Additions and common sense
We should also pay some attention to the additions used while maintaining a shrimp tank. When we do not understand how a given preparation works and how it affects the water parameters, it is best not to use it. A popular example is the AZOO Mineral+ used as an agent increasing the conductivity. Simply a huge mistake. This preparation is not intended for increasing the conductivity, but for supplementation of minerals, micronutrients. Using this preparation to increase the conductivity by about 100 µS, we may cause a big trouble in the tank.
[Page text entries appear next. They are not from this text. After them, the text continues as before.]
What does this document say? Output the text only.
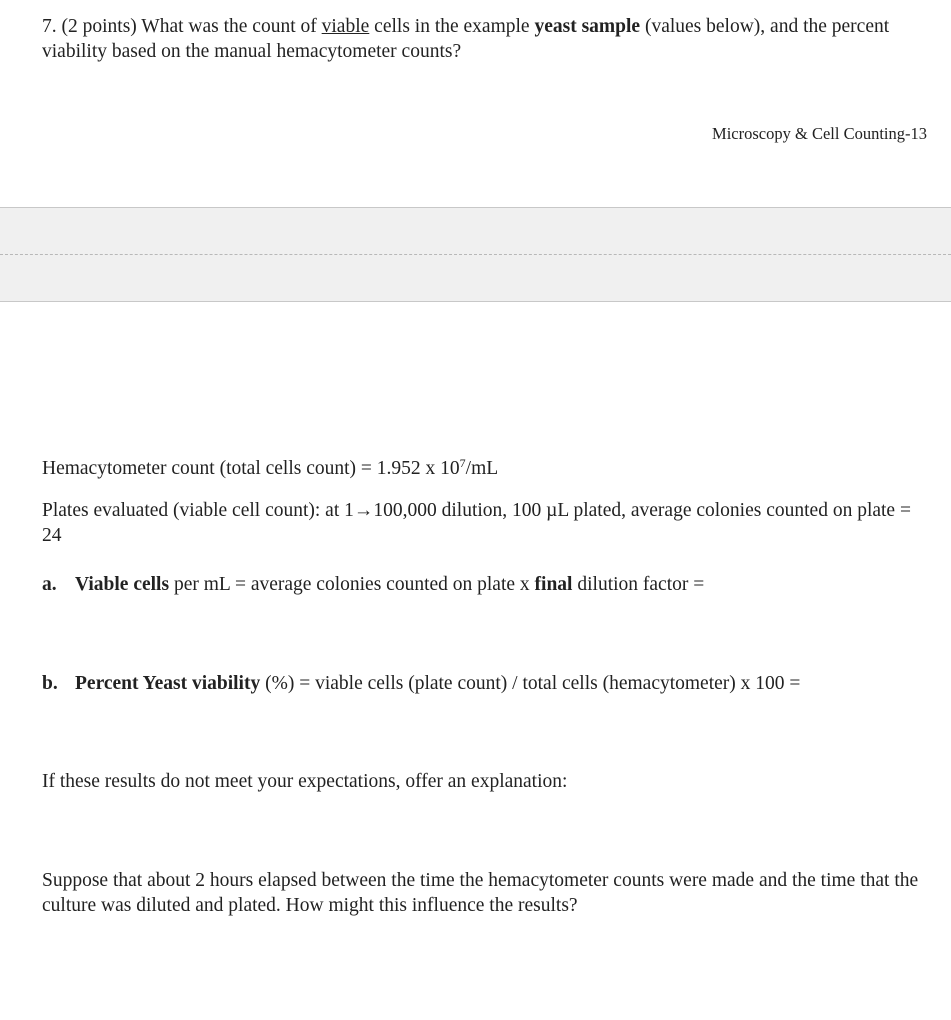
7. (2 points) What was the count of viable cells in the example yeast sample (values below), and the percent viability based on the manual hemacytometer counts?

Microscopy & Cell Counting-13

Hemacytometer count (total cells count) = 1.952 x $10^7/mL$

Plates evaluated (viable cell count): at 1→100,000 dilution, 100 µL plated, average colonies counted on plate = 24

a. Viable cells per mL = average colonies counted on plate x final dilution factor =

b. Percent Yeast viability (%) = viable cells (plate count) / total cells (hemacytometer) x 100 =

If these results do not meet your expectations, offer an explanation:

Suppose that about 2 hours elapsed between the time the hemacytometer counts were made and the time that the culture was diluted and plated. How might this influence the results?
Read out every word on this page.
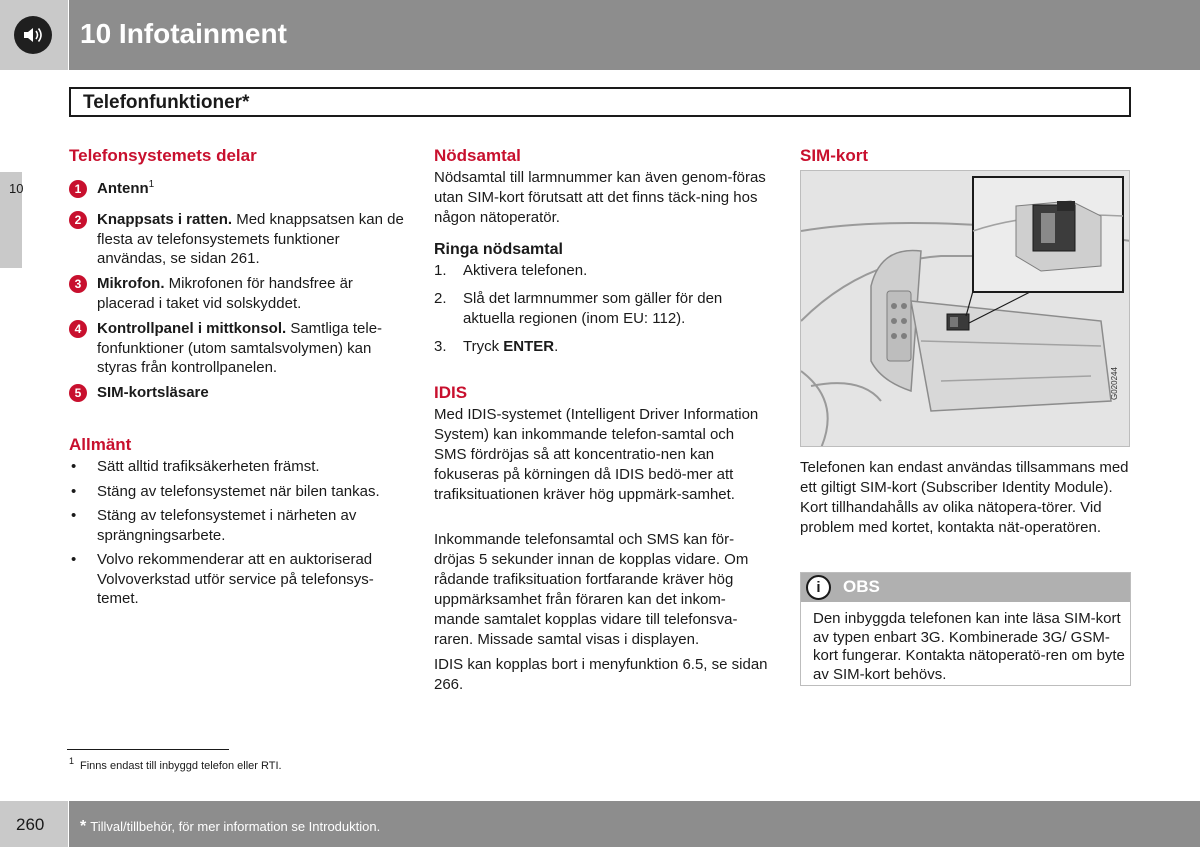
10 Infotainment
Telefonfunktioner*
10
Telefonsystemets delar
1	Antenn$^1$
2	Knappsats i ratten. Med knappsatsen kan de flesta av telefonsystemets funktioner användas, se sidan 261.
3	Mikrofon. Mikrofonen för handsfree är placerad i taket vid solskyddet.
4	Kontrollpanel i mittkonsol. Samtliga tele-fonfunktioner (utom samtalsvolymen) kan styras från kontrollpanelen.
5	SIM-kortsläsare
Allmänt
• Sätt alltid trafiksäkerheten främst.
• Stäng av telefonsystemet när bilen tankas.
• Stäng av telefonsystemet i närheten av sprängningsarbete.
• Volvo rekommenderar att en auktoriserad Volvoverkstad utför service på telefonsys-temet.
Nödsamtal
Nödsamtal till larmnummer kan även genom-föras utan SIM-kort förutsatt att det finns täck-ning hos någon nätoperatör.
Ringa nödsamtal
1. Aktivera telefonen.
2. Slå det larmnummer som gäller för den aktuella regionen (inom EU: 112).
3. Tryck ENTER.
IDIS
Med IDIS-systemet (Intelligent Driver Information System) kan inkommande telefon-samtal och SMS fördröjas så att koncentratio-nen kan fokuseras på körningen då IDIS bedö-mer att trafiksituationen kräver hög uppmärk-samhet.
Inkommande telefonsamtal och SMS kan för-dröjas 5 sekunder innan de kopplas vidare. Om rådande trafiksituation fortfarande kräver hög uppmärksamhet från föraren kan det inkom-mande samtalet kopplas vidare till telefonsva-raren. Missade samtal visas i displayen.
IDIS kan kopplas bort i menyfunktion 6.5, se sidan 266.
SIM-kort
G020244
Telefonen kan endast användas tillsammans med ett giltigt SIM-kort (Subscriber Identity Module). Kort tillhandahålls av olika nätopera-törer. Vid problem med kortet, kontakta nät-operatören.
i	OBS
Den inbyggda telefonen kan inte läsa SIM-kort av typen enbart 3G. Kombinerade 3G/ GSM-kort fungerar. Kontakta nätoperatö-ren om byte av SIM-kort behövs.
$^1$ Finns endast till inbyggd telefon eller RTI.
260 * Tillval/tillbehör, för mer information se Introduktion.
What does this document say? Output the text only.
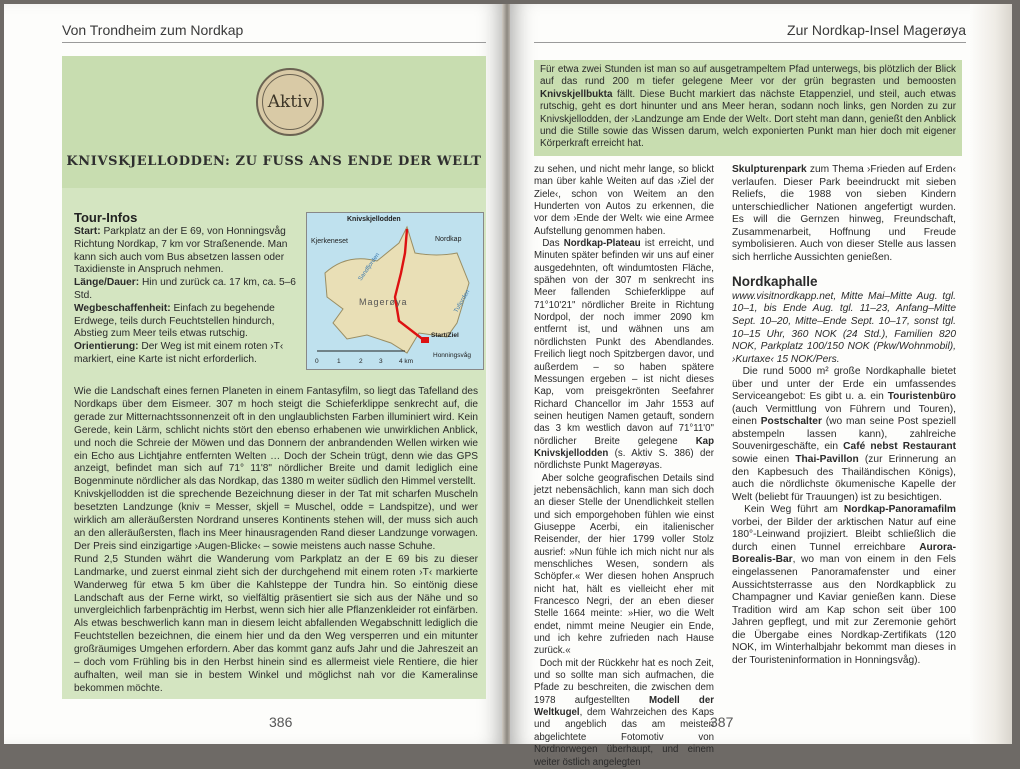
Von Trondheim zum Nordkap
Aktiv
KNIVSKJELLODDEN: ZU FUSS ANS ENDE DER WELT
Tour-Infos
Start: Parkplatz an der E 69, von Honningsvåg Richtung Nordkap, 7 km vor Straßenende. Man kann sich auch vom Bus absetzen lassen oder Taxidienste in Anspruch nehmen.
Länge/Dauer: Hin und zurück ca. 17 km, ca. 5–6 Std.
Wegbeschaffenheit: Einfach zu begehende Erdwege, teils durch Feuchtstellen hindurch, Abstieg zum Meer teils etwas rutschig.
Orientierung: Der Weg ist mit einem roten ›T‹ markiert, eine Karte ist nicht erforderlich.
Knivskjellodden
Kjerkeneset	Nordkap
Magerøya
Sandfjorden
Tufjorden
Start/Ziel
Honningsvåg
0	1	2	3	4 km
Wie die Landschaft eines fernen Planeten in einem Fantasyfilm, so liegt das Tafelland des Nordkaps über dem Eismeer. 307 m hoch steigt die Schieferklippe senkrecht auf, die gerade zur Mitternachtssonnenzeit oft in den unglaublichsten Farben illuminiert wird. Kein Gerede, kein Lärm, schlicht nichts stört den ebenso erhabenen wie unwirklichen Anblick, und noch die Schreie der Möwen und das Donnern der anbrandenden Wellen wirken wie ein Echo aus Lichtjahre entfernten Welten … Doch der Schein trügt, denn wie das GPS anzeigt, befindet man sich auf 71° 11'8" nördlicher Breite und damit lediglich eine Bogenminute nördlicher als das Nordkap, das 1380 m weiter südlich den Himmel verstellt.
Knivskjellodden ist die sprechende Bezeichnung dieser in der Tat mit scharfen Muscheln besetzten Landzunge (kniv = Messer, skjell = Muschel, odde = Landspitze), und wer wirklich am alleräußersten Nordrand unseres Kontinents stehen will, der muss sich auch an den alleräußersten, flach ins Meer hinausragenden Rand dieser Landzunge vorwagen. Der Preis sind einzigartige ›Augen-Blicke‹ – sowie meistens auch nasse Schuhe.
Rund 2,5 Stunden währt die Wanderung vom Parkplatz an der E 69 bis zu dieser Landmarke, und zuerst einmal zieht sich der durchgehend mit einem roten ›T‹ markierte Wanderweg für etwa 5 km über die Kahlsteppe der Tundra hin. So eintönig diese Landschaft aus der Ferne wirkt, so vielfältig präsentiert sie sich aus der Nähe und so unvergleichlich farbenprächtig im Herbst, wenn sich hier alle Pflanzenkleider rot einfärben. Als etwas beschwerlich kann man in diesem leicht abfallenden Wegabschnitt lediglich die Feuchtstellen bezeichnen, die einem hier und da den Weg versperren und ein mitunter großräumiges Umgehen erfordern. Aber das kommt ganz aufs Jahr und die Jahreszeit an – doch vom Frühling bis in den Herbst hinein sind es allermeist viele Rentiere, die hier aufhalten, weil man sie in bestem Winkel und möglichst nah vor die Kameralinse bekommen möchte.
386
Zur Nordkap-Insel Magerøya
Für etwa zwei Stunden ist man so auf ausgetrampeltem Pfad unterwegs, bis plötzlich der Blick auf das rund 200 m tiefer gelegene Meer vor der grün begrasten und bemoosten Knivskjellbukta fällt. Diese Bucht markiert das nächste Etappenziel, und steil, auch etwas rutschig, geht es dort hinunter und ans Meer heran, sodann noch links, gen Norden zu zur Knivskjellodden, der ›Landzunge am Ende der Welt‹. Dort steht man dann, genießt den Anblick und die Stille sowie das Wissen darum, welch exponierten Punkt man hier doch mit eigener Körperkraft erreicht hat.

zu sehen, und nicht mehr lange, so blickt man über kahle Weiten auf das ›Ziel der Ziele‹, schon von Weitem an den Hunderten von Autos zu erkennen, die vor dem ›Ende der Welt‹ wie eine Armee Aufstellung genommen haben.

Das Nordkap-Plateau ist erreicht, und Minuten später befinden wir uns auf einer ausgedehnten, oft windumtosten Fläche, spähen von der 307 m senkrecht ins Meer fallenden Schieferklippe auf 71°10'21" nördlicher Breite in Richtung Nordpol, der noch immer 2090 km entfernt ist, und wähnen uns am nördlichsten Punkt des Abendlandes. Freilich liegt noch Spitzbergen davor, und außerdem – so haben spätere Messungen ergeben – ist nicht dieses Kap, vom preisgekrönten Seefahrer Richard Chancellor im Jahr 1553 auf seinen heutigen Namen getauft, sondern das 3 km westlich davon auf 71°11'0" nördlicher Breite gelegene Kap Knivskjellodden (s. Aktiv S. 386) der nördlichste Punkt Magerøyas.

Aber solche geografischen Details sind jetzt nebensächlich, kann man sich doch an dieser Stelle der Unendlichkeit stellen und sich emporgehoben fühlen wie einst Giuseppe Acerbi, ein italienischer Reisender, der hier 1799 voller Stolz ausrief: »Nun fühle ich mich nicht nur als menschliches Wesen, sondern als Schöpfer.« Wer diesen hohen Anspruch nicht hat, hält es vielleicht eher mit Francesco Negri, der an eben dieser Stelle 1664 meinte: »Hier, wo die Welt endet, nimmt meine Neugier ein Ende, und ich kehre zufrieden nach Hause zurück.«

Doch mit der Rückkehr hat es noch Zeit, und so sollte man sich aufmachen, die Pfade zu beschreiten, die zwischen dem 1978 aufgestellten Modell der Weltkugel, dem Wahrzeichen des Kaps und angeblich das am meisten abgelichtete Fotomotiv von Nordnorwegen überhaupt, und einem weiter östlich angelegten

Skulpturenpark zum Thema ›Frieden auf Erden‹ verlaufen. Dieser Park beeindruckt mit sieben Reliefs, die 1988 von sieben Kindern unterschiedlicher Nationen angefertigt wurden. Es will die Gernzen hinweg, Freundschaft, Zusammenarbeit, Hoffnung und Freude symbolisieren. Auch von dieser Stelle aus lassen sich herrliche Aussichten genießen.

Nordkaphalle

www.visitnordkapp.net, Mitte Mai–Mitte Aug. tgl. 10–1, bis Ende Aug. tgl. 11–23, Anfang–Mitte Sept. 10–20, Mitte–Ende Sept. 10–17, sonst tgl. 10–15 Uhr, 360 NOK (24 Std.), Familien 820 NOK, Parkplatz 100/150 NOK (Pkw/Wohnmobil), ›Kurtaxe‹ 15 NOK/Pers.

Die rund 5000 m² große Nordkaphalle bietet über und unter der Erde ein umfassendes Serviceangebot: Es gibt u. a. ein Touristenbüro (auch Vermittlung von Führern und Touren), einen Postschalter (wo man seine Post speziell abstempeln lassen kann), zahlreiche Souvenirgeschäfte, ein Café nebst Restaurant sowie einen Thai-Pavillon (zur Erinnerung an den Kapbesuch des Thailändischen Königs), auch die nördlichste ökumenische Kapelle der Welt (beliebt für Trauungen) ist zu besichtigen.

Kein Weg führt am Nordkap-Panoramafilm vorbei, der Bilder der arktischen Natur auf eine 180°-Leinwand projiziert. Bleibt schließlich die durch einen Tunnel erreichbare Aurora-Borealis-Bar, wo man von einem in den Fels eingelassenen Panoramafenster und einer Aussichtsterrasse aus den Nordkapblick zu Champagner und Kaviar genießen kann. Diese Tradition wird am Kap schon seit über 100 Jahren gepflegt, und mit zur Zeremonie gehört die Übergabe eines Nordkap-Zertifikats (120 NOK, im Winterhalbjahr bekommt man dieses in der Touristeninformation in Honningsvåg).

387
Or making a reserve “concentrator” from a popular Salty Shrimp GH+ mineralizer to be dosed later from a bottle using a liquid soap pump. Or dosing all preparations at once, because it might be better… Or using Mironekuton at once in th form of various preparations and their replication: Mosura Old Sea Mud Powder, Benibachi Mironekuton, Mironekton, QualDrop Mironekuton. All these products are the same. There is just one Mironekuton originating from Japan, from one place. Or dosing very similar preparation together, for instance: Magic Powder, Bee Max, MK Golden Powder, Shirakura Chi Ebi. Or otherwise. A complete ignorance: dosing nothing, measuring nothing, no water replacements.
The bacterial flora developing in the tank grows in filter media and mainly in the substrate. It is a so-called activated sludge, very similar to that occurring in sewage treatment plants. Simplifying much, every sewage treatment plant produces pure water and waste, being just an excess of the activated sludge, which must be removed regularly in order to ensure proper parameters of the plant operation. In the case of excessive concentration of the activated sludge, the treatment process will be disturbed or stopped completely. Highly slimed tanks are a similar case. The tanks stops operating. Therefore, the sponges and filters should be cleaned regularly or the substrate deslimed. Desliming of the substrate has as many supporters as opponents. And it is recommended rather for experienced aquarists.
Large water replacements in the beginning of a tank's operation should not be feared of. Stating that large water replacements will flush out beneficial bacteria and “harm” the so-called nitrogen cycle is not completely true. Bacteria reside not in the water, but mainly in the substrate and filter media. The proposed starting method is not the sole proper way, of course. There are many factors relevant while maintaining an aquarium, and the substrate is just one of the puzzle pieces.